1. Randomization In the Context of “Evaluation”
Randomized evaluations are a type of impact evaluation that use a specific methodology for creating a comparison group—in particular, the methodology of random assignment. Impact evaluations are program evaluations that focus on measuring the final goals or outcomes of a program. There are many types of evaluations that can be relevant to programs—beyond simply measuring effectiveness. (See What is Evaluation?)
2. Methodology of Randomization
To better understand how the methodology works, see "how to conduct a randomized evaluation."
Why randomize?
What is impact? In our chlorine example, impact is how much healthier people are because of the program than they would have been without the program. Or more specifically, it is how much lower the incidence of diarrhea is than it would have been otherwise.
Getting this number correct is more difficult than it sounds. It is possible to measure the incidence of diarrhea in a population that received the program. But “how they would have been otherwise” (termed, the counterfactual) is impossible to measure directly, it can only be inferred.
Constructing a Comparison Group
Impact evaluations estimate program effectiveness usually by comparing outcomes of those (individuals, communities, schools, etc) who participated in the program against those who did not participate. The key challenge in impact evaluation is finding a group of people who did not participate, but closely resemble the participants, and in particular, the participants if they had not received the program. Measuring outcomes in this comparison group is as close as we can get to measuring “how participants would have been otherwise.” Therefore, our estimate of impact is only as good as our comparison group is equivalent.

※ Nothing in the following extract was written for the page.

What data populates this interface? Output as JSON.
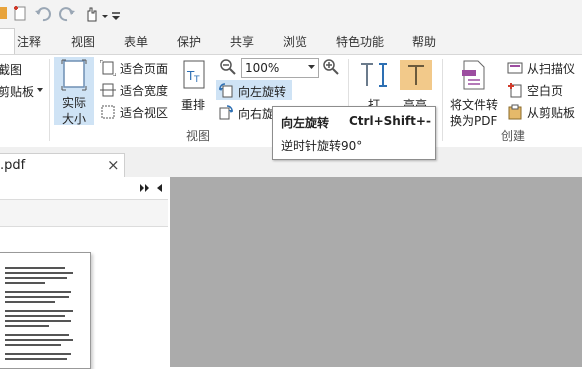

There are many methods of creating a comparison group. Some methods do a better job than others. All else equal, randomized evaluations do the best job. They generate a statistically identical comparison group, and therefore produce the most accurate (unbiased) results. Or stated more strongly: other methods often produce misleading results—results that would lead policymakers to make exactly the opposite decision relative to where the truth would have directed them.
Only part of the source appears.